Textes

Guillaume d'Ockham

La logique, auxiliaire de la connaissance [7]

 

[...] Troisièmement, il faut traiter de l'utilité de cette science [la logique]. Il faut savoir à ce sujet que cette science sert à de multiples fins, dont l'une est la facilité de discerner entre le vrai et le faux. Car si on possède parfaitement cette science, on juge facilement de ce qui est vrai et de ce qui est faux, lorsqu'il s'agit de ce que l'on peut savoir par le moyen des propositions connues de soi. Comme il n'est nécessaire, en effet, en de pareilles matières, que de procéder avec ordre, en allant des propositions connues de soi à ce qui en découle finalement, et comme la logique enseigne semblable processus discursif, il en résulte que, grâce à elle, on découvre facilement le vrai en de pareilles matières et que, pour la même raison, on discerne facilement le vrai du faux.

La logique est encore utile en ce qu'elle permet de répondre promptement. Car cette science enseigne à discerner ce qui est incompatible avec la chose proposée, ce qui en est le conséquent, ce qui en est l'antécédent ; une fois connues ces trois choses, c'est en toute facilité qu'on nie l'incompatible, qu'on concède le conséquent et qu'on répond que l'antécédent est non pertinent, en raison de sa nature. Cet art enseigne aussi la solution de tous les arguments qui pèchent dans la forme ; et il n'est pas possible, en quelque science que ce soit, d'inférer sophistiquement à partir de propositions vraies quelque chose de faux, sans que, grâce aux règles certaines qu'enseigne la logique, on ne décèle facilement pareille défaillance, ce qui est impossible sans la logique ou sans son emploi ; et par conséquent, ceux qui ignorent cette science prennent de nombreuses démonstrations pour des sophismes, et, inversement, accueillent à titre de démonstrations bien des sophismes, faute de savoir distinguer entre le syllogisme sophistique et le démonstratif.

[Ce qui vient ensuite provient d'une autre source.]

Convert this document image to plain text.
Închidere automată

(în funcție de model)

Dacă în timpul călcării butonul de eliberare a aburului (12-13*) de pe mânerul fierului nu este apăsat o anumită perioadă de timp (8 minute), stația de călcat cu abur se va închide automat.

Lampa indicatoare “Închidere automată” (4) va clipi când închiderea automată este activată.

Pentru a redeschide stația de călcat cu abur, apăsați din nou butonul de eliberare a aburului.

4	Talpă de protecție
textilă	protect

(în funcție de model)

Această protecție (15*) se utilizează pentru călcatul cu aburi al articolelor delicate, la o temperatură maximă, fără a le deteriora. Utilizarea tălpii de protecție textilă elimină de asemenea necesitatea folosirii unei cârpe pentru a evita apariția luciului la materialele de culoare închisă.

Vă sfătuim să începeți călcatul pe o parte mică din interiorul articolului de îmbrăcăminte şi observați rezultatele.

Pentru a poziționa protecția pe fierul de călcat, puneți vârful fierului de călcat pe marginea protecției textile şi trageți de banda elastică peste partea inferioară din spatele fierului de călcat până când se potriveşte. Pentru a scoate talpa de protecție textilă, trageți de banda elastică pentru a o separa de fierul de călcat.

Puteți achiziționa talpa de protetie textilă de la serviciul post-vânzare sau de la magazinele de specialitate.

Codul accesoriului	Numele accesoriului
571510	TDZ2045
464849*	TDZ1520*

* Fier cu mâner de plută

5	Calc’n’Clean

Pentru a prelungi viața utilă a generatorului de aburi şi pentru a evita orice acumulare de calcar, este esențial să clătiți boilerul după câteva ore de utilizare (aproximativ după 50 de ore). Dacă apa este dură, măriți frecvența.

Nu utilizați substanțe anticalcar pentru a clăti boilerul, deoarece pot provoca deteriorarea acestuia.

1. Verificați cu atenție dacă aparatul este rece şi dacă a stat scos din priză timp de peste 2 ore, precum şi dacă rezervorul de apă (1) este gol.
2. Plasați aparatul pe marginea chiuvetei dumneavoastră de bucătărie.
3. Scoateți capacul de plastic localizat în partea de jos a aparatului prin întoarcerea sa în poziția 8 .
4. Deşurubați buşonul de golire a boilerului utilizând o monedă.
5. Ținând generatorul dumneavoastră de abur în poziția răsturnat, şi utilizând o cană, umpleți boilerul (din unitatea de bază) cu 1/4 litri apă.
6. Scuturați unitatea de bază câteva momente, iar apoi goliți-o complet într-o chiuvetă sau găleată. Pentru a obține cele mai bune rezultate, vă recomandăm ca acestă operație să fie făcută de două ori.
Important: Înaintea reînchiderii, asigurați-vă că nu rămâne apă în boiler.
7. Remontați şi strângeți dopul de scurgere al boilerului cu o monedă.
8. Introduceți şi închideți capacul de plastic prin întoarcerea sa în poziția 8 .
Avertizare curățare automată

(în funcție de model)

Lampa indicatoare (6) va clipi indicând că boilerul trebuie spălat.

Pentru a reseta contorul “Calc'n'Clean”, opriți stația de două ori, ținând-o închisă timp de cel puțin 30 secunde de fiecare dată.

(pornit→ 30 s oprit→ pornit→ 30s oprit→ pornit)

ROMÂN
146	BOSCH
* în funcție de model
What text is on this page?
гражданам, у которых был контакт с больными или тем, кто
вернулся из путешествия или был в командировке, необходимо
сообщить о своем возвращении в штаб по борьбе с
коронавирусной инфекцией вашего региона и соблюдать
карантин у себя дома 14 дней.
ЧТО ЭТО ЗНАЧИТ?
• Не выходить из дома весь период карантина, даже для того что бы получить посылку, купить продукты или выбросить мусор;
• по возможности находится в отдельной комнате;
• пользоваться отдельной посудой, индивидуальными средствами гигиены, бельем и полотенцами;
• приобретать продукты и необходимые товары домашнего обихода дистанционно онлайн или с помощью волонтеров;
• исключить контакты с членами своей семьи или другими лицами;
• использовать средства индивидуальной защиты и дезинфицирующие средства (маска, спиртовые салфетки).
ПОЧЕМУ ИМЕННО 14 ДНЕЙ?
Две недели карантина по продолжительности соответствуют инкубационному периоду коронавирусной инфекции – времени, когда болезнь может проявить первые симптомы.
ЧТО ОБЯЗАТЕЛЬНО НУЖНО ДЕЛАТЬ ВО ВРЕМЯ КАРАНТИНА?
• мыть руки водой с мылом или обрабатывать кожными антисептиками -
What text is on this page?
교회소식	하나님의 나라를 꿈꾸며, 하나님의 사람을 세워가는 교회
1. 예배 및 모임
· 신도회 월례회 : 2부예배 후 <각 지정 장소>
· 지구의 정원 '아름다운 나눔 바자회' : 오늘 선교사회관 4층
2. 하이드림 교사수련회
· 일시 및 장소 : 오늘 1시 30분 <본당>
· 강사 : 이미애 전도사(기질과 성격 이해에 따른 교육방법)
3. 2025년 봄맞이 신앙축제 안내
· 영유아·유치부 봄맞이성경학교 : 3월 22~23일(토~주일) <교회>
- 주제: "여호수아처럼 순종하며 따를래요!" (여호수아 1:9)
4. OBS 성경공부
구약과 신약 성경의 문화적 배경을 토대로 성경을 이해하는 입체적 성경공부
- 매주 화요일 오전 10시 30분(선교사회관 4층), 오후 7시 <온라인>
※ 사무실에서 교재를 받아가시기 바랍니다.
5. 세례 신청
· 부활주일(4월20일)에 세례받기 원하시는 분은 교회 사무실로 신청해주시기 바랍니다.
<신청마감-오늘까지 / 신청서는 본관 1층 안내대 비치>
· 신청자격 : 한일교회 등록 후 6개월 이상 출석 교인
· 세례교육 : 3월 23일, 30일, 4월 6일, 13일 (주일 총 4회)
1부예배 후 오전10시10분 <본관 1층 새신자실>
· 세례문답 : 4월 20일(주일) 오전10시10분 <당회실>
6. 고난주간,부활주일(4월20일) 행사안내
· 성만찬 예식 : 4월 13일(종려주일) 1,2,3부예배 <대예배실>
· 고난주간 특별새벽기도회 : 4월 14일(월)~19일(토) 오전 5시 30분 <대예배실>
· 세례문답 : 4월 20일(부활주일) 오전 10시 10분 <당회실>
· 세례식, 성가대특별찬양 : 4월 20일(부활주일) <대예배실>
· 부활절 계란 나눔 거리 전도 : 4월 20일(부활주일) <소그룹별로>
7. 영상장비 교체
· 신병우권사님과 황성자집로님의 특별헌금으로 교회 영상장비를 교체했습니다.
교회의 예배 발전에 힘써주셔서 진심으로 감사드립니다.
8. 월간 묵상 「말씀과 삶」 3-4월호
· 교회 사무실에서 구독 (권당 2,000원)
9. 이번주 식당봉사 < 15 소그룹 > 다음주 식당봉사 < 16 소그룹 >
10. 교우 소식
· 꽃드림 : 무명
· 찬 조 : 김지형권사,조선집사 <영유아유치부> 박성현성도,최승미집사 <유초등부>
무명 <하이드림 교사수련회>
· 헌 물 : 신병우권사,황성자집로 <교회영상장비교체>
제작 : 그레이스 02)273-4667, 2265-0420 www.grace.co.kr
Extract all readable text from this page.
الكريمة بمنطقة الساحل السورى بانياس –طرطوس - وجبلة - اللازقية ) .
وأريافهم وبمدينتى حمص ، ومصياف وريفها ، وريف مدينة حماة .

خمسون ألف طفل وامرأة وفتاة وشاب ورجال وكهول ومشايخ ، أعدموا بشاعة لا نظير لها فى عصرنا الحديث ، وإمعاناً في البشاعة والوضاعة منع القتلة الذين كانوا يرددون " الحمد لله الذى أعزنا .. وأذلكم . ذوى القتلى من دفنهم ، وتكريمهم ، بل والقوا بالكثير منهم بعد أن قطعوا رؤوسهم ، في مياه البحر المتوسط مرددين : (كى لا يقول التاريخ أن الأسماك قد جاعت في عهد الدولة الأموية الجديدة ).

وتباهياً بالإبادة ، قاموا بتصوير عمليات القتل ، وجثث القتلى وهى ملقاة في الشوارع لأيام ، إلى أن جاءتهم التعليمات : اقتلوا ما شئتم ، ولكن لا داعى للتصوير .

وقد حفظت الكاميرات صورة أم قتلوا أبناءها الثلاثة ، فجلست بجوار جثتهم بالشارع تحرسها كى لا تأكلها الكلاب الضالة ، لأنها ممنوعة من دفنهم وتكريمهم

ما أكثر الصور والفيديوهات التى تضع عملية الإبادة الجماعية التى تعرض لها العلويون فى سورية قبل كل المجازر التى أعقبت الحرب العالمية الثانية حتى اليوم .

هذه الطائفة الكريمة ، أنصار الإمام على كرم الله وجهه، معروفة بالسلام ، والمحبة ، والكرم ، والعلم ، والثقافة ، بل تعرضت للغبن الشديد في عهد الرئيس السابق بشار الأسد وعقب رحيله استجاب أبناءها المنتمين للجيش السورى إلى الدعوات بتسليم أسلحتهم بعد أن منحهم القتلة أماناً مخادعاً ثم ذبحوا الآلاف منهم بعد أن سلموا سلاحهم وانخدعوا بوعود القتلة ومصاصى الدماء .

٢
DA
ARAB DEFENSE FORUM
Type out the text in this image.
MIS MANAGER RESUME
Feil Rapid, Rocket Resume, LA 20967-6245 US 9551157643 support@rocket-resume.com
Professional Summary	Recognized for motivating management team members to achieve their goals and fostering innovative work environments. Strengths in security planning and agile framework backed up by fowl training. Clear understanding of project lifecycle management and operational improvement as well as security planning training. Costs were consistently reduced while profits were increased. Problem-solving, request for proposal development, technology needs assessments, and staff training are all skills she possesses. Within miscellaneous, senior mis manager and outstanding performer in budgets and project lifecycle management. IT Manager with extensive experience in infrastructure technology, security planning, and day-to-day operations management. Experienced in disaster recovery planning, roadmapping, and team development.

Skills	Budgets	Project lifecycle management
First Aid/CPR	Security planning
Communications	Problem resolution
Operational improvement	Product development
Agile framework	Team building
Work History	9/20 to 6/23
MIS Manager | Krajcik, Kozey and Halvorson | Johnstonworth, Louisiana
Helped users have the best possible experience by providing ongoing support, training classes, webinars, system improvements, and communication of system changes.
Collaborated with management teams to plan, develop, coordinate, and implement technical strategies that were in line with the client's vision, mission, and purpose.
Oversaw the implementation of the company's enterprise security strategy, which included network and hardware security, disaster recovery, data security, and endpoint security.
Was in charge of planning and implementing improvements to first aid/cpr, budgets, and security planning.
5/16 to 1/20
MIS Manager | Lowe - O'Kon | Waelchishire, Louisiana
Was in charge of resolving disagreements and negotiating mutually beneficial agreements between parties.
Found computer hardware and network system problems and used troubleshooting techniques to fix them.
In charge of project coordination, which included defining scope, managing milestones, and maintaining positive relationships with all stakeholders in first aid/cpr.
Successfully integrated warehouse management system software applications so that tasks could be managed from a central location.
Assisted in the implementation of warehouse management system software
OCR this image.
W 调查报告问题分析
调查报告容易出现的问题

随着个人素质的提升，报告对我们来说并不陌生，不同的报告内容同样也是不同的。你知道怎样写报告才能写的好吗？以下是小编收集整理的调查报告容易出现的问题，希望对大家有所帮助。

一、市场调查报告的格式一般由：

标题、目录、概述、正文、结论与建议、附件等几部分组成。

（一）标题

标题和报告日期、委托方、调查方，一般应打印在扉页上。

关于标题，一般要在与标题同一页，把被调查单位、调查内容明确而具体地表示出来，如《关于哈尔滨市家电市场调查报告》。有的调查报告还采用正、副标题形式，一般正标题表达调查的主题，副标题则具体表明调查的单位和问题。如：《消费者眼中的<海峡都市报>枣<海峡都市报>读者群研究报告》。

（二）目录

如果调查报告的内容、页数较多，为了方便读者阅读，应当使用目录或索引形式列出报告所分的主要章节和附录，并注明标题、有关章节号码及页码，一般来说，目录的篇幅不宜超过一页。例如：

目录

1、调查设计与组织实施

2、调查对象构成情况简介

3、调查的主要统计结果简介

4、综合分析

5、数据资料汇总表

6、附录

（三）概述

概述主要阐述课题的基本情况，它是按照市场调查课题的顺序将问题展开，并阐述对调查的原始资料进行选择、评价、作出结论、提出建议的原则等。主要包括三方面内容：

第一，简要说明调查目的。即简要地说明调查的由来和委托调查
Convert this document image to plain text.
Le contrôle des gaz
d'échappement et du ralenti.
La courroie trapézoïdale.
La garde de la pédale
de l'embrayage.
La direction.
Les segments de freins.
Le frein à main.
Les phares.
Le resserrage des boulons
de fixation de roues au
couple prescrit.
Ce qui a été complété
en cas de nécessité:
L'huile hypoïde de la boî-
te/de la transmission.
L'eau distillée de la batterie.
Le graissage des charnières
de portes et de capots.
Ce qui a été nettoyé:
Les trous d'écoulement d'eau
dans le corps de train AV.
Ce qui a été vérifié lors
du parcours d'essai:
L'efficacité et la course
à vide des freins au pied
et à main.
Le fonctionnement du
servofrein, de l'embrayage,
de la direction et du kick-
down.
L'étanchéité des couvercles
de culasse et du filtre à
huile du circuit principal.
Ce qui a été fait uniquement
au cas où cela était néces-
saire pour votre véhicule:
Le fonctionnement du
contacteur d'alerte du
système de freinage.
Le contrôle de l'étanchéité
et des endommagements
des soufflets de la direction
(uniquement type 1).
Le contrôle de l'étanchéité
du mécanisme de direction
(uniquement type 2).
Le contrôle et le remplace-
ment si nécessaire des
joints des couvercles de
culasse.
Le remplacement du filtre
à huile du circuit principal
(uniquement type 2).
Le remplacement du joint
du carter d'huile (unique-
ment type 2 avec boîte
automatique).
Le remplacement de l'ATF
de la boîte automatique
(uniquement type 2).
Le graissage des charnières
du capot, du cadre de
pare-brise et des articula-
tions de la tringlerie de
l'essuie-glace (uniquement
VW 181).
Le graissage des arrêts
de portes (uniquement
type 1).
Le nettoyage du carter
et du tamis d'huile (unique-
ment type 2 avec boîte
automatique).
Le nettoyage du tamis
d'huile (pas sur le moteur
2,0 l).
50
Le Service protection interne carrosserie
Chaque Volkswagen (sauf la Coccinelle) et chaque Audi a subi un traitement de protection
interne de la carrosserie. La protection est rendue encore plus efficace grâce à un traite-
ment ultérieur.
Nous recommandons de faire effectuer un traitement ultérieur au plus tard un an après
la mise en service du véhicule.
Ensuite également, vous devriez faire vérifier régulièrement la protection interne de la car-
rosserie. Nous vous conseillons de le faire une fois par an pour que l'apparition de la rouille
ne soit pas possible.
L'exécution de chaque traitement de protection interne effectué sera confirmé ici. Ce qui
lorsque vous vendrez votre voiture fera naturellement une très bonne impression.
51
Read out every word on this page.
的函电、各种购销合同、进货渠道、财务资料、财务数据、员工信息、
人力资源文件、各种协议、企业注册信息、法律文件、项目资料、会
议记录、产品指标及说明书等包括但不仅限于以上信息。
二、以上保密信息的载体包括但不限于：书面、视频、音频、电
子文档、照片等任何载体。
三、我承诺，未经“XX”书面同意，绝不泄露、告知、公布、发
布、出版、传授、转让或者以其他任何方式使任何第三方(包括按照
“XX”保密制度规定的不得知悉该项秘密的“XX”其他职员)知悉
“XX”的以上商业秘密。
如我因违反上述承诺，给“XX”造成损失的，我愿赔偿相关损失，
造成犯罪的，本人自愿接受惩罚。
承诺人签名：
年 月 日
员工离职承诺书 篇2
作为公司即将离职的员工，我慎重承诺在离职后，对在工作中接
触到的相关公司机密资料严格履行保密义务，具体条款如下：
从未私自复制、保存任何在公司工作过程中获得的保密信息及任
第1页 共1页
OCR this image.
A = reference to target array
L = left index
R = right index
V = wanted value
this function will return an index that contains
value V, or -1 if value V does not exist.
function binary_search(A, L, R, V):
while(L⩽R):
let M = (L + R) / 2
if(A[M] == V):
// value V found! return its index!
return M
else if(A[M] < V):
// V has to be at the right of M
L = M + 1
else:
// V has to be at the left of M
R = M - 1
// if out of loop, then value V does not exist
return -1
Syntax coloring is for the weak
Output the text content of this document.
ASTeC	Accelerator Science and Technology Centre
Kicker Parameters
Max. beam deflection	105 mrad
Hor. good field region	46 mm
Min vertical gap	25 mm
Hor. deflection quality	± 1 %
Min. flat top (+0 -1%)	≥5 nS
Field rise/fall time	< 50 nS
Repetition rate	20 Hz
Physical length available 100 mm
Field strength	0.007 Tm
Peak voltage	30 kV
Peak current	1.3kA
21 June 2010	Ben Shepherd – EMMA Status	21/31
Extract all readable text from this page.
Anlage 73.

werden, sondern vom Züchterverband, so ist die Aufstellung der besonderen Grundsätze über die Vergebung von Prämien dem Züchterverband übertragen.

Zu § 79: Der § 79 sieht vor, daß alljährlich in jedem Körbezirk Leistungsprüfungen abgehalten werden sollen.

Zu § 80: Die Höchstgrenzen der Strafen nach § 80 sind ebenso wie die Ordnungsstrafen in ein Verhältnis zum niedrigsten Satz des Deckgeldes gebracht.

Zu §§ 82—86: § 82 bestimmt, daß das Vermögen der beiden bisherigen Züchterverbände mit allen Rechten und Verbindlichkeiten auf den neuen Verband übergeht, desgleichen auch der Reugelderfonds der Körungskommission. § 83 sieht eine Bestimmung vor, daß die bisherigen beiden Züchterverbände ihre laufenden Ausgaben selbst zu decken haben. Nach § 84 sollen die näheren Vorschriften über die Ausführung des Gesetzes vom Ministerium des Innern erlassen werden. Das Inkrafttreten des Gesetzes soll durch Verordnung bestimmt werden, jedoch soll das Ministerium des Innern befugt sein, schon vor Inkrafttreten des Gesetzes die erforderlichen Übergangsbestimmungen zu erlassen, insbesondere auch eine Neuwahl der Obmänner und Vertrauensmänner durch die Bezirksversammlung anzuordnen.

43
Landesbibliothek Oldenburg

La logique sert encore à rendre facile de percevoir la valeur des mots et la façon propre de parler. Car grâce à cet art, on sait facilement ce que disent les auteurs au sens littéral du discours, ce qu'ils disent, non en un sens littéral, mais selon la façon courante de parler ou d'après leur intention particulière, ce que l'on dit proprement, ce que l'on dit métaphoriquement ; et cela est surtout nécessaire à tous ceux qui s'appliquent à comprendre les paroles d'autrui ; car ceux qui interprètent toujours au sens littéral et propre tous les propos des auteurs, tombent dans de nombreuses erreurs et d'inextricables difficultés.